John's Covid redundancy opened gates to a new business
When the Covid-19 pandemic struck, John Cogan was only four days into a new job as a fabricator with a midlands company. Finding himself temporarily unemployed and on the Pandemic Unemployment Payment, John started casting around for something to do.
John, who is based in Castlepollard, decided to investigate whether there might be an opening for wrought iron gate work in his local area.
Only a year later, Lir Steelworks, his new company, already has four full-time employees, including John, and one working part time – and the business has just enjoyed a turnover of €350,000 for 2021.
“You can do anything if you want to do it,” John says. “I started this with very little money, but you don’t need much money. You generate your money and, if you mind the money you generate, you generate a bigger picture.”
As well as wrought iron gates and railings, Lir Steelworks manufactures a wide range of steel fences, provides a CNC plasma cutting service and offers mobile welding services.
John started the business as a small operation at the back of his house. “I worked at home and set up a mobile unit, a van with all the equipment I needed to go around doing small jobs for farmers or builders,” he says.

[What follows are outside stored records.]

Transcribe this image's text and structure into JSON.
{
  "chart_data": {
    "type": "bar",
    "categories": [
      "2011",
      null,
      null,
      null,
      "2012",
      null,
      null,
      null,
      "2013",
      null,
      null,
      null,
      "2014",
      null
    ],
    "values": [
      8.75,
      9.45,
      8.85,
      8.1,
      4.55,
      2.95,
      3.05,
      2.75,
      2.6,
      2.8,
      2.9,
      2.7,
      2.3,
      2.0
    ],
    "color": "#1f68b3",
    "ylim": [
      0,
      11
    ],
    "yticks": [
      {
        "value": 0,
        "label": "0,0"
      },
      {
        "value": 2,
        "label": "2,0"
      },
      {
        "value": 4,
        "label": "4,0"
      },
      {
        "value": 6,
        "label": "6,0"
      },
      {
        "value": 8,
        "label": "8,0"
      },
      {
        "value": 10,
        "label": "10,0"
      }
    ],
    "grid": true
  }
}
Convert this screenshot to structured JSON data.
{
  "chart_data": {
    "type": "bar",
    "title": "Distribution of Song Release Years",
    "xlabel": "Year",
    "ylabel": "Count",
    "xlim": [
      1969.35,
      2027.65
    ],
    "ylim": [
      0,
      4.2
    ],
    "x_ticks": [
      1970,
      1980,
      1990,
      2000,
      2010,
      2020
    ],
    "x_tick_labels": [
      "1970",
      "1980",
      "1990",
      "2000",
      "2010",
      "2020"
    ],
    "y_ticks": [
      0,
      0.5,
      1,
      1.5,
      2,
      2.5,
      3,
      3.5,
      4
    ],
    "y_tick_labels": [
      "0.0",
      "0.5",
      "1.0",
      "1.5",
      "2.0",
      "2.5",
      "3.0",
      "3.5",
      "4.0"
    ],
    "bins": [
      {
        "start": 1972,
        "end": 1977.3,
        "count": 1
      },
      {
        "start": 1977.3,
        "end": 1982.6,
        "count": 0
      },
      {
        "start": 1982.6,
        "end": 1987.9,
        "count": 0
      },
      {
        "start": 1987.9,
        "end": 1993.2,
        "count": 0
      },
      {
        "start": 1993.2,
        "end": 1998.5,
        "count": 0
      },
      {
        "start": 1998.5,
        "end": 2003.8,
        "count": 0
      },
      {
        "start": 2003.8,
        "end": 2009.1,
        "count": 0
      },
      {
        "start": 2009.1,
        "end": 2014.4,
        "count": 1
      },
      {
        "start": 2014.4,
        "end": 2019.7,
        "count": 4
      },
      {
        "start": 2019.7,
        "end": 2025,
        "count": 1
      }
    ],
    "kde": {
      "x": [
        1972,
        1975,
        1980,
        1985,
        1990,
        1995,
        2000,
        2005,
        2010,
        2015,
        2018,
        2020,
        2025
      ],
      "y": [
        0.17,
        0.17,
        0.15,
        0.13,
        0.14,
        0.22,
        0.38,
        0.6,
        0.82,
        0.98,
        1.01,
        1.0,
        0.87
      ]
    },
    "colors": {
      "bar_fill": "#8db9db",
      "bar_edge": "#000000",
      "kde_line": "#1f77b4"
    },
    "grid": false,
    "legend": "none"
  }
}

“Then, I was getting that busy I decided in January of this year that I would lease a bigger premises and expand.”
With the help of his then 18-year-old son, Brian, who was in his Leaving Cert year but confined to the home because of the pandemic, John built up the business through Facebook advertising and word of mouth.
He also received support in the form of advice and grants through his involvement with the Engenuity network of Midlands engineering companies. “They have been brilliant,” he says. “I got great ideas from Engenuity. There are great leads from it. There’s so much there and you learn what’s on offer for your business that you wouldn’t otherwise know.”
John’s business philosophy is as simple as it is effective. “It’s a team effort,” he says, “It’s not rocket science but the quality of work we do is very good.”
The Engenuity engineering network, led by LEO Westmeath, and supported by Offaly, Longford and Laois Local Enterprise Offices, was founded in the belief that engineering microenterprises and SMEs needed to come together as a cluster to share knowledge and have their voices heard. The network was the brainchild of Tracey Tallon, Senior Enterprise Development Officer at LEO Westmeath, who believed that businesses that were experiencing the same problems could help each other.
Theresa Mulvihill, network manager for Engenuity, says: “We help members such as John at Lir to engage with their customers and markets and grow successful businesses. We’re delighted to see Lir go from strength to strength and equally gratified to know John has learned from, and been supported by, the other businesses in Engenuity. This support makes a real difference to a company’s bottom line.”